The last three years have been intense, the last three months more intense and the last three weeks almost unbearable. This past week alone saw three pinnacles in my life: the populating of the John C. Anderson Apartments (JAAA), my birthday and, most important of all, my and Jason’s 10th anniversary.
Last year, after the excitement of the groundbreaking of JCAA, about the only negative comment I got was from someone who wrote on Facebook, “Why did Mark have to mention his partner in his remarks?”
The simple answer is because he is my partner and I’m proud of him and what he contributes. But there’s a more important reason that that comment has to be addressed. We in the LGBT community at times do not give enough credit to our partners.
When you watch the Academy Awards in a few weeks, note how many of the winners thank their husbands or wives. It’s expected. The same holds true on election nights around the country: Winners and losers thank their spouses. But it is still rare for those in the LGBT community to do the same. Are we ashamed of our relationships? With all the support for marriage equality out there, you’d think we’d have a little more respect for our spouses.
Any achievement any of us makes is in some respect related to our spouses, and the support and advice that they give us, or just their ability to put up with our long-suffering projects. (That last part was truly about my relationship with Jason.)
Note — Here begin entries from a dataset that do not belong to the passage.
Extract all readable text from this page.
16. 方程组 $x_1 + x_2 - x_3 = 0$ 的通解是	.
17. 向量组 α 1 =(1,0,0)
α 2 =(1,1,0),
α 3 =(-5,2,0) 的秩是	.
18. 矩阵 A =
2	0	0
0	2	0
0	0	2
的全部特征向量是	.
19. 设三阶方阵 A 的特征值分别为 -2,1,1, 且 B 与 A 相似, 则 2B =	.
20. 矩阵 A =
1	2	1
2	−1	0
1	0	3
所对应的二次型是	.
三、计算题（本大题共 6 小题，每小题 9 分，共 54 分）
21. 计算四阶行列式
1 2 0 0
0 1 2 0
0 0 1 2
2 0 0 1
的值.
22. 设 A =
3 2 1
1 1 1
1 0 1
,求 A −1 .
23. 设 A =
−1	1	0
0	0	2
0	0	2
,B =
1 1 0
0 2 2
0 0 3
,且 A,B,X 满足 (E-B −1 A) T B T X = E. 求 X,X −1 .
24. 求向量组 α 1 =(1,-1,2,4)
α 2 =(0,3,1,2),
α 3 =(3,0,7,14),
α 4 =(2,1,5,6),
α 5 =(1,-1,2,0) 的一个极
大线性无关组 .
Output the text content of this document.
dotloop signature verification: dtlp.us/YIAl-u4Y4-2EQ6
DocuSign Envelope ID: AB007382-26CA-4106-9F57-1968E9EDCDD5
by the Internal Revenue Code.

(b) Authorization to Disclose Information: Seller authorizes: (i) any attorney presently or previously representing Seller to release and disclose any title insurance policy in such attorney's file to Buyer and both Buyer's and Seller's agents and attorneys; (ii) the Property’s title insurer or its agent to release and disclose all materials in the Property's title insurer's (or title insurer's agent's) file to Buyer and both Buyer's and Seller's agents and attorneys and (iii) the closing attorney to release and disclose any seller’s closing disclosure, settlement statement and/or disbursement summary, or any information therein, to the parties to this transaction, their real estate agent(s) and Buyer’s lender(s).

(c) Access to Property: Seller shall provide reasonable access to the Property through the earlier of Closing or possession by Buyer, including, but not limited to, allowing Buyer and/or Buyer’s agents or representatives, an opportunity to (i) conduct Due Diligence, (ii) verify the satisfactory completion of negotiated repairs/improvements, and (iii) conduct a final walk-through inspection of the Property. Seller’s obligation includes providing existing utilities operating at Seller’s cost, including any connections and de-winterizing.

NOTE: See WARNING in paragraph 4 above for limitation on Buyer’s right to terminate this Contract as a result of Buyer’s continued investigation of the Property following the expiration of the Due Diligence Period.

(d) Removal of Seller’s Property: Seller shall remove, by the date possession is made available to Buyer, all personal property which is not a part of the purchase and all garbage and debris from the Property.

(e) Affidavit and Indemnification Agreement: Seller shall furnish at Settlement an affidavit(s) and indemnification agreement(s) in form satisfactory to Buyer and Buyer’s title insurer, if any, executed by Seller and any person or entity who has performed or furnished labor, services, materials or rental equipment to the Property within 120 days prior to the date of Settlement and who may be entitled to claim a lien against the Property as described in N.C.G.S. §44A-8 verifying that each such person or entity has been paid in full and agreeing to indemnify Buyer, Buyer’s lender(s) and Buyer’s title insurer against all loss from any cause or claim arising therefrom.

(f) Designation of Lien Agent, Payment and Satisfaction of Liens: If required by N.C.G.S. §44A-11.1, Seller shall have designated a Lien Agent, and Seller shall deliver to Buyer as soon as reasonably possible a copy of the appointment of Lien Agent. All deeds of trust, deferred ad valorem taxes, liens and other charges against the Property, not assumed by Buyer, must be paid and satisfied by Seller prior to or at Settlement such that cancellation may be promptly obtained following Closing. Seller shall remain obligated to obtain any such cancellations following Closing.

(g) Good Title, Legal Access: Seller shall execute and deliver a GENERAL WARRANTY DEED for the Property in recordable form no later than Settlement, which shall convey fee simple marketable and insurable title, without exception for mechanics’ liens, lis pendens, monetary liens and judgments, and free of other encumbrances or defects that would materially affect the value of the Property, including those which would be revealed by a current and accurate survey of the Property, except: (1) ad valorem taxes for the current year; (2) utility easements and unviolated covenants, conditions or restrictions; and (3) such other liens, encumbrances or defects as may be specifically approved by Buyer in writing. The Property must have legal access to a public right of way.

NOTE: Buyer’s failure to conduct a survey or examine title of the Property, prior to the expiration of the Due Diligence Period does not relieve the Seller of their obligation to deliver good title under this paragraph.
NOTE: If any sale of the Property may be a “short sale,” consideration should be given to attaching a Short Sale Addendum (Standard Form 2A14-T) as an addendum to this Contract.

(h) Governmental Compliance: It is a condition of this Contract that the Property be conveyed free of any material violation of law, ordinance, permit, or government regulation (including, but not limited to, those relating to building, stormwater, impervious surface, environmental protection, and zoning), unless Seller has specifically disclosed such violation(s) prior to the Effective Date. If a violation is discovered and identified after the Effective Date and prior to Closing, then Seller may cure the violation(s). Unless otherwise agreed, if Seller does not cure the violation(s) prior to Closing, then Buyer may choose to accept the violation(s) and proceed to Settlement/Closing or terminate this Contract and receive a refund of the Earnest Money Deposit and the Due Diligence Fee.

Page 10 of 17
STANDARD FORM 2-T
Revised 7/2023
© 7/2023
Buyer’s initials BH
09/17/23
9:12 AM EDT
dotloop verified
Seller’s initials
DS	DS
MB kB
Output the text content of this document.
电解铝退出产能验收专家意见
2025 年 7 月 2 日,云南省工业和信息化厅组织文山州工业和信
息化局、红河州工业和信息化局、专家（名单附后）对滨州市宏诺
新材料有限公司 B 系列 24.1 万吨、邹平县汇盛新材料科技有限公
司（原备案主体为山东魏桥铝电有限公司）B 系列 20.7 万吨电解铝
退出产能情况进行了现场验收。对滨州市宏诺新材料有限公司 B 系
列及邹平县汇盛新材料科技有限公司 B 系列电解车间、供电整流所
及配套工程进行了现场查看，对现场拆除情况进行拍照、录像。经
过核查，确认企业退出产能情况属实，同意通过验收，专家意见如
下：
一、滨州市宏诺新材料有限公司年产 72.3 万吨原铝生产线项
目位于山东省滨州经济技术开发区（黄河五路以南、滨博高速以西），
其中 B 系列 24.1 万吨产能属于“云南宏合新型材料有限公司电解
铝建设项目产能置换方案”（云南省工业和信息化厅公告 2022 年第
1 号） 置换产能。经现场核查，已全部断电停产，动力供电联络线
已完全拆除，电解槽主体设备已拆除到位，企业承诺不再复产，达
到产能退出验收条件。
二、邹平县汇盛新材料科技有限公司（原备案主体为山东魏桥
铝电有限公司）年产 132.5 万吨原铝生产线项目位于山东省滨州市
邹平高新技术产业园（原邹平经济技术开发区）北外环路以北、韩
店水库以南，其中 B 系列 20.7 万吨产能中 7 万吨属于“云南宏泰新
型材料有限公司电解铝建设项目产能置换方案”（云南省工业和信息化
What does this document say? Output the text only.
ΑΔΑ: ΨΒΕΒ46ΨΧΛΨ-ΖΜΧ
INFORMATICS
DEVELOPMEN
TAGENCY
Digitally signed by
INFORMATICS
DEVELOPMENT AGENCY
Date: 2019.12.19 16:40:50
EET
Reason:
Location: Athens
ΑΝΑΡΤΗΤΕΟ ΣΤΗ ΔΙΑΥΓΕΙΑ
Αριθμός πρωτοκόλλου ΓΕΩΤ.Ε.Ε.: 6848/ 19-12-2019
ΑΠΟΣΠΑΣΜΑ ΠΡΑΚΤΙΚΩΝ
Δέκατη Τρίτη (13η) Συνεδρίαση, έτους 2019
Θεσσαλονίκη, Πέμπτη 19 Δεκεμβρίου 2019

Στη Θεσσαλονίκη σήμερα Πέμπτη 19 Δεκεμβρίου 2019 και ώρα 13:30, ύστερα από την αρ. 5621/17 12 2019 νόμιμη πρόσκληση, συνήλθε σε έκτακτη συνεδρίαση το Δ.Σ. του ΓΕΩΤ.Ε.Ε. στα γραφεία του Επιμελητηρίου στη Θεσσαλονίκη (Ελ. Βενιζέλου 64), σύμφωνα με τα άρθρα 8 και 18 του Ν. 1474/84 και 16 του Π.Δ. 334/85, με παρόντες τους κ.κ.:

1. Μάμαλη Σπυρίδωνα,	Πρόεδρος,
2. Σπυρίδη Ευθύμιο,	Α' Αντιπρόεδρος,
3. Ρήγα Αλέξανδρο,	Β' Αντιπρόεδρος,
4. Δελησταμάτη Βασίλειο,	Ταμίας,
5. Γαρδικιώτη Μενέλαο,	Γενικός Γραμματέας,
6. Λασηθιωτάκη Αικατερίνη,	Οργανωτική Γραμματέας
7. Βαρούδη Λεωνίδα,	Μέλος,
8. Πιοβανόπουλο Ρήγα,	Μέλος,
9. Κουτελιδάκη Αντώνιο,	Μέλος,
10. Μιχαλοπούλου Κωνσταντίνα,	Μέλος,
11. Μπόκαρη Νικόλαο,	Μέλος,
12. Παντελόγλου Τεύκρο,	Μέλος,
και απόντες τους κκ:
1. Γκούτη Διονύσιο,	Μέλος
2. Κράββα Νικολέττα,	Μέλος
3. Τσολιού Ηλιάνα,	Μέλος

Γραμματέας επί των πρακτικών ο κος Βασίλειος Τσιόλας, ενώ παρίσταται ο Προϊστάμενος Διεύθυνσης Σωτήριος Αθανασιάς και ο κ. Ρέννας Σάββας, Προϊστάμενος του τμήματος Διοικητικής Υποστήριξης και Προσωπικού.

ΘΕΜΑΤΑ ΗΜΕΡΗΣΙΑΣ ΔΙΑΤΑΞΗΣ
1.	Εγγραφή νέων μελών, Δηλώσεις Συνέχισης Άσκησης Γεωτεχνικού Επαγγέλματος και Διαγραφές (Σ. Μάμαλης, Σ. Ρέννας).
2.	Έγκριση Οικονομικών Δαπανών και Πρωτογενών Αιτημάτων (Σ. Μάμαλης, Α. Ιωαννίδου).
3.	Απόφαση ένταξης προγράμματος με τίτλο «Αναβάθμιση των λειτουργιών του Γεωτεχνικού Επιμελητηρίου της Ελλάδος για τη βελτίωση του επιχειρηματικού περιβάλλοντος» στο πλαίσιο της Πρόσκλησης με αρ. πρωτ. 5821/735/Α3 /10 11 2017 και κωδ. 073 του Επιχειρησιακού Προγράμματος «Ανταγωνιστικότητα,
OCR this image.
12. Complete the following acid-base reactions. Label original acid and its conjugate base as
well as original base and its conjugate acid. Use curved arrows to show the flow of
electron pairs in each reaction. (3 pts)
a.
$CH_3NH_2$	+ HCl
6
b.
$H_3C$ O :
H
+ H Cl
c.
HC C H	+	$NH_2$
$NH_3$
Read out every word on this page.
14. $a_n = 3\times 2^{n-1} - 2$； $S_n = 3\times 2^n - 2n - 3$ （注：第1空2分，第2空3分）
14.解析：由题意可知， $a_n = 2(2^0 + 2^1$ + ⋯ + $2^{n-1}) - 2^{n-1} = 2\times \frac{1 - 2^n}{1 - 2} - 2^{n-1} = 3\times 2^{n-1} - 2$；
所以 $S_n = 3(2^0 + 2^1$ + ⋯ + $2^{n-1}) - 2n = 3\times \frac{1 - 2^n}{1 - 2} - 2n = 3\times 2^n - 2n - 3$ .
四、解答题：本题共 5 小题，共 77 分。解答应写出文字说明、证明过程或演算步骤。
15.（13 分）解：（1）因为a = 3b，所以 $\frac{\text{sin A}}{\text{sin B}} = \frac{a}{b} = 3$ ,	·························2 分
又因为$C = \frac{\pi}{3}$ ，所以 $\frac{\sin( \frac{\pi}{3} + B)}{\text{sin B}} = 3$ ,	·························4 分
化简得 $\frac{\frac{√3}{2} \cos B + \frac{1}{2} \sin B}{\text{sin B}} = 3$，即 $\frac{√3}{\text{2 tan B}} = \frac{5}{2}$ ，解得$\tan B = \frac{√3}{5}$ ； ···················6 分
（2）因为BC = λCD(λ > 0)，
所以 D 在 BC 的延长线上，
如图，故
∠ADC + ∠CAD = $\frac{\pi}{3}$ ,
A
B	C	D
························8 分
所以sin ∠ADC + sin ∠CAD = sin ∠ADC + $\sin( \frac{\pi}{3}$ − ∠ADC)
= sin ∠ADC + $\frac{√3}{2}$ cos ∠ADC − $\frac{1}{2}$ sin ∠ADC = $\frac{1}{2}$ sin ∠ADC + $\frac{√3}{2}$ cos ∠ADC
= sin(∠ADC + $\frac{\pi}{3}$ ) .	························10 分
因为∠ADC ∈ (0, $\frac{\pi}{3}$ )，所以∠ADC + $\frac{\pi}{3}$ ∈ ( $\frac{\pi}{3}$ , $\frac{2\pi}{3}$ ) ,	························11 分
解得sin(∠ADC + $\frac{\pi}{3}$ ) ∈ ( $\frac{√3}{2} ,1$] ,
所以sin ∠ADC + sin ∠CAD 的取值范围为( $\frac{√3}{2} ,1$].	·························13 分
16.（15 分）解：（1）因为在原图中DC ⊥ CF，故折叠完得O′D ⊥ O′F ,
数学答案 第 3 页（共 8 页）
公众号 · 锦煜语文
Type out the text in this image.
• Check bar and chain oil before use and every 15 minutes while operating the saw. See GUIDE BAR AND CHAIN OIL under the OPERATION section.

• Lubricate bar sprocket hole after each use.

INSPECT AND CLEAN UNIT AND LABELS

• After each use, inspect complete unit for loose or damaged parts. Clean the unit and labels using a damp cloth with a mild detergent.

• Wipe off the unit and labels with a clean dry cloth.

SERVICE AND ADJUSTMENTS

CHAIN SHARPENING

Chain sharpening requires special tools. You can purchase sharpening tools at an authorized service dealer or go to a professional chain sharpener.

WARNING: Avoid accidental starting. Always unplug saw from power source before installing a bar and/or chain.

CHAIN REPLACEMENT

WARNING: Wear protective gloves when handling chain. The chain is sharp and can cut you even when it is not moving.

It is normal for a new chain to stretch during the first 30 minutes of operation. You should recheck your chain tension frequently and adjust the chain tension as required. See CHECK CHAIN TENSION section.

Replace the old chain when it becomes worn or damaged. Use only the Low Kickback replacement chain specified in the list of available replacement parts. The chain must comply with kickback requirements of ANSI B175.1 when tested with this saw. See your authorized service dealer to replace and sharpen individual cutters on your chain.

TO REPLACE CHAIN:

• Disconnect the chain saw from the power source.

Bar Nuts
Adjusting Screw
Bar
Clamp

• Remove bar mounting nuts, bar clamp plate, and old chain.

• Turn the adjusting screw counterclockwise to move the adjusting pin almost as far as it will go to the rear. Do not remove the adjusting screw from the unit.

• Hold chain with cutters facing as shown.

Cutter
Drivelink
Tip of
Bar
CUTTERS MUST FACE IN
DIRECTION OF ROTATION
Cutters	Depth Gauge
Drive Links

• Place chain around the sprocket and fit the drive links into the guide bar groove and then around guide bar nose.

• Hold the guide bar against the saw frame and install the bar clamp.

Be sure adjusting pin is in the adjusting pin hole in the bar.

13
Ten years ago when I met Jason, I was not in a good place. That didn’t frighten Jason off; instead, he made me realize that my best days were ahead of me and he understood and encouraged me to find other mountains to climb.
Those of you who have watched my career or activism over the last almost-45 years now might have noticed how focused, assured and successful the last 10 years have been. Much of that is thanks to the man who each night gets me to take a breath, step back and see the world.
Happy anniversary, Jason. You’ve made me a happy man.